One of our list articles, a reaction to “toxic” gaming communities (a topic that was making the rounds at the time) used PewDiePie’s… vocabulary as a jumping-off point. (He said the n-word on a stream.) Dude saw it and made a video responding to it, netting millions of views and more of that Scrooge McDuck-level internet dosh. The weird thing is, while I get seeing an article about yourself warrants a response, he used it to make some odd comments about toxicity in gaming that I don’t think will do him any favors.

To PewDiePie’s credit, he named neither the site nor the writer of the list, which is a respectable way to go about something like this. When you have thousands of followers on the internet, chances are most of them are creeps who are willing to go out and harass people on your behalf. It’s easy enough to Google the article and find it, but that takes more effort. So kudos for that. He even takes some of the entries on the list seriously, commenting for example on whiny gamers who spout off during losing games. Sure, why not?

It gets weird though, when we inevitably get to the stuff about language. Even after everything, he is still trying to defend himself and dropping the n-bomb. He says it wasn’t toxic, because he wasn’t saying it to anyone directly. Ok, and? Like yeah, let me go outside and walk down the street in a public place, yell some racial slurs at nobody in particular, and see what happens. Doing that kind of stuff on a popular livestream isn’t the same thing as going outside, but only because it’s easier to forget that consequences are a thing. There are still real people on the other side of the screen, and words do matter.

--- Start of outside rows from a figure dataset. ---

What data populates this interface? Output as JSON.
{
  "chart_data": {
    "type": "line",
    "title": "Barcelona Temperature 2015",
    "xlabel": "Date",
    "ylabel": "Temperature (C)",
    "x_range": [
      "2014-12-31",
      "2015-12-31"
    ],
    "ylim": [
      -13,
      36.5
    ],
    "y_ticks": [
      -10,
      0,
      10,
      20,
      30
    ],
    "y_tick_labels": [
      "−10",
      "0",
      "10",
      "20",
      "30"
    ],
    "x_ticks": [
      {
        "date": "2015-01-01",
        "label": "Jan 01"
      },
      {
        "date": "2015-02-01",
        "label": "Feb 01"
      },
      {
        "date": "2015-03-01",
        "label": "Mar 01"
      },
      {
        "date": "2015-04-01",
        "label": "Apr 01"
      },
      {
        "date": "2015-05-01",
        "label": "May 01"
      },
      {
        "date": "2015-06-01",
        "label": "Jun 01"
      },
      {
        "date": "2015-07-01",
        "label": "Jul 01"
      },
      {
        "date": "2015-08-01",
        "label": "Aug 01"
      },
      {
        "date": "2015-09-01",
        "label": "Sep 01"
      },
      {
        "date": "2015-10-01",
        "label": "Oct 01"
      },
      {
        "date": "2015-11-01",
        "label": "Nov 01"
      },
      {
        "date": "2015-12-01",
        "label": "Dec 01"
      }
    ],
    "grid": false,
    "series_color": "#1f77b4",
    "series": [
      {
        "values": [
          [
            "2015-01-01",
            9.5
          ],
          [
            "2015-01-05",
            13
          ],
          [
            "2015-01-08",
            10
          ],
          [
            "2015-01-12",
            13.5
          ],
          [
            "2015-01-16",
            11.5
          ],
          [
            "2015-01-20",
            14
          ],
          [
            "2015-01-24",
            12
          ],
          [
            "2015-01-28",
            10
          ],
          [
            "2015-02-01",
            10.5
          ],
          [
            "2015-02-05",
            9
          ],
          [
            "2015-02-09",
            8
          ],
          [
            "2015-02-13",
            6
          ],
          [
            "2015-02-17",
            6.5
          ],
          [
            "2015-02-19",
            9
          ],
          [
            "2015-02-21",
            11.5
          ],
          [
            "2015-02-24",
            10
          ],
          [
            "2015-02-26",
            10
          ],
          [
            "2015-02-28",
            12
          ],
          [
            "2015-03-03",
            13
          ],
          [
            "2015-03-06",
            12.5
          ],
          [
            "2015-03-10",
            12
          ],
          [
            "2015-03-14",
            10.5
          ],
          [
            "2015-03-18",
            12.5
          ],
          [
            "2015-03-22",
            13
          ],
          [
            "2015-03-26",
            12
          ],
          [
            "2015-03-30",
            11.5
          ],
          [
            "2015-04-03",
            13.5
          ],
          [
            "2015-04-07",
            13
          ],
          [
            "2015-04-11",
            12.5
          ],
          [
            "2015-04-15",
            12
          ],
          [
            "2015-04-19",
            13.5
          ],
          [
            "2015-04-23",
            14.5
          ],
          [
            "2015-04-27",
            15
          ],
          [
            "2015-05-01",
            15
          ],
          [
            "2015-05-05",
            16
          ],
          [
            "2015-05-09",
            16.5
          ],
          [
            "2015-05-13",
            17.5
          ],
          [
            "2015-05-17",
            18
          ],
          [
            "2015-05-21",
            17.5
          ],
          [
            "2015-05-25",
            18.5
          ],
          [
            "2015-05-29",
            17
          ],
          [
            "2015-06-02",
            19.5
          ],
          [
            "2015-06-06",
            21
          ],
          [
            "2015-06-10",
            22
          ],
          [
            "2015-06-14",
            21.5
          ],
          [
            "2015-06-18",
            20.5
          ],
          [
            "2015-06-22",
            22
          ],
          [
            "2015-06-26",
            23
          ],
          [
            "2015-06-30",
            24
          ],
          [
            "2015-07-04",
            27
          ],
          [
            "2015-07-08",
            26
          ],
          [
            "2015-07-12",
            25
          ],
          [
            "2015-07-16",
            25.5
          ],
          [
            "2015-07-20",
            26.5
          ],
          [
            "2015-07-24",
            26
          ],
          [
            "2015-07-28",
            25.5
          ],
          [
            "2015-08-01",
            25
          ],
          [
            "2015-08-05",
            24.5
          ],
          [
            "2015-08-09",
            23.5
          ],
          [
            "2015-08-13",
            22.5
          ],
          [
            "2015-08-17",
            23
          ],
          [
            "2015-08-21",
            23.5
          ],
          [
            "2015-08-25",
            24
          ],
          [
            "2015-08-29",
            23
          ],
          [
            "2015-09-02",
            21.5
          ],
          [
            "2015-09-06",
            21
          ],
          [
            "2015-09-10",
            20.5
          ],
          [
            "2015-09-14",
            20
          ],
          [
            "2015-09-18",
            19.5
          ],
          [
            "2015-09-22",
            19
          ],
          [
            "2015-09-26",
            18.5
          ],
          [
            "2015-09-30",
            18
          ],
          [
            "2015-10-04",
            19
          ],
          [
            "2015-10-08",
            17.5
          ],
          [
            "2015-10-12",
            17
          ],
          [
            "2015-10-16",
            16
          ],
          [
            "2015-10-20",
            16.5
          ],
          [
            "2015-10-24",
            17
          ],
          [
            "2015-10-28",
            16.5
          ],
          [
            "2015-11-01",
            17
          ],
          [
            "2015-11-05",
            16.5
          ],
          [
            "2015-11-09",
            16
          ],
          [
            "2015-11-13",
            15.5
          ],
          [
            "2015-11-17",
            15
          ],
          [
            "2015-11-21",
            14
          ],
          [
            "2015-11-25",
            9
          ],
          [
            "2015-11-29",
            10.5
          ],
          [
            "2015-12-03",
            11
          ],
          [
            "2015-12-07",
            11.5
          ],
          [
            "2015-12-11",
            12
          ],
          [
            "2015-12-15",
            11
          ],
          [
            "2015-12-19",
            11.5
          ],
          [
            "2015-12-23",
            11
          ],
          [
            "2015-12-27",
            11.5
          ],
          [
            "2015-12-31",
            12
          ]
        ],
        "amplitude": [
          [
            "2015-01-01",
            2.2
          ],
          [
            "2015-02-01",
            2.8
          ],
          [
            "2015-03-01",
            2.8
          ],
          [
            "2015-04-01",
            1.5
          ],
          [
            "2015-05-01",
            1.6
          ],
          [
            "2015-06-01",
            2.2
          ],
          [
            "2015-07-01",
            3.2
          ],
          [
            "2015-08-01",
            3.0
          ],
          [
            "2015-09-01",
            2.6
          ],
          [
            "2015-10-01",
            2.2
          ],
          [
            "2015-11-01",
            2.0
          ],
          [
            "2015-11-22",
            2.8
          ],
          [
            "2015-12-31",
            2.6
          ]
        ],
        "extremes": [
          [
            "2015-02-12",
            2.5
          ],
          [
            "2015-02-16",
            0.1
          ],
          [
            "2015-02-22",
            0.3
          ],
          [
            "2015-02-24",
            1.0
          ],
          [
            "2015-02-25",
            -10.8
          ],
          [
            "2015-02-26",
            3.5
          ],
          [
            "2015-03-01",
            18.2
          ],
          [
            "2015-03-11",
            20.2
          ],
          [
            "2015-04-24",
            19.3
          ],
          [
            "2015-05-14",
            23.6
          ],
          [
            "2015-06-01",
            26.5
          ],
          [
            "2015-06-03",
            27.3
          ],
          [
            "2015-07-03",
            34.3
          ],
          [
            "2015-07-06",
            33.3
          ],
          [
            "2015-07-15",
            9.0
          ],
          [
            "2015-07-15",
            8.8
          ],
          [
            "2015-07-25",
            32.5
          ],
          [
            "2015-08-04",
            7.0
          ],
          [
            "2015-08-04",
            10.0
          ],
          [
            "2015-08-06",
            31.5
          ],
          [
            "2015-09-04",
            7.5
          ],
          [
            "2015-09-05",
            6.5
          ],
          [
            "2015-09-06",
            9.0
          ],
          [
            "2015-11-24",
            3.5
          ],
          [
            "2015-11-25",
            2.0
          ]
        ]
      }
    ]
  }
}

That’s the thing that really gets me about Online Free Speech Discourse. “Oh it’s just words, they don’t mean anything, and just don’t let it get to you.” If words don’t mean anything, what’s the point of language? Are we, the people who grew up on the internet, so desensitized that we really don’t understand that language, literally the way we communicate, doesn’t have meaningful substance? Context and history just don’t exist somehow? I don’t buy it. It’s a bunch of nihilistic junk. (Or probably just the closest, flimsiest excuse for a shield someone with racial slurs in their vocabulary can come up with, natch.)

Everything Wrong with PewDiePie’s CheatCC Rant

PewDiePie closes the video with some really fascinating insight into why he took so much issue with the topic in the first place. Sure, he figured it was about him when he discovered it, and maybe 10 percent of it was, but he seems bothered by the idea that being “toxic” in a public game is a problem. He talks about how he did “so much horrible shit” in games like World of Warcraft and Tibia . He suggest that being a crappy person, on purpose, is “part of the game.” Going out of your way to be mean to people is fun, I guess. It’s that 4chan mentality that some people our age never grew out of after the early 2000’s. It shows a lack of empathy and is part of the reason we’re in the mess we’re in right now, culturally.

I mean, you do you. I get it, you got called out in an article online and have the right of reply. But when you ping-pong back and forth between saying it was wrong for a racial slur to “slip out” and saying it’s fine, good, healthy, and fun to be horrible to other people online… well, toxic is the word of choice for a reason.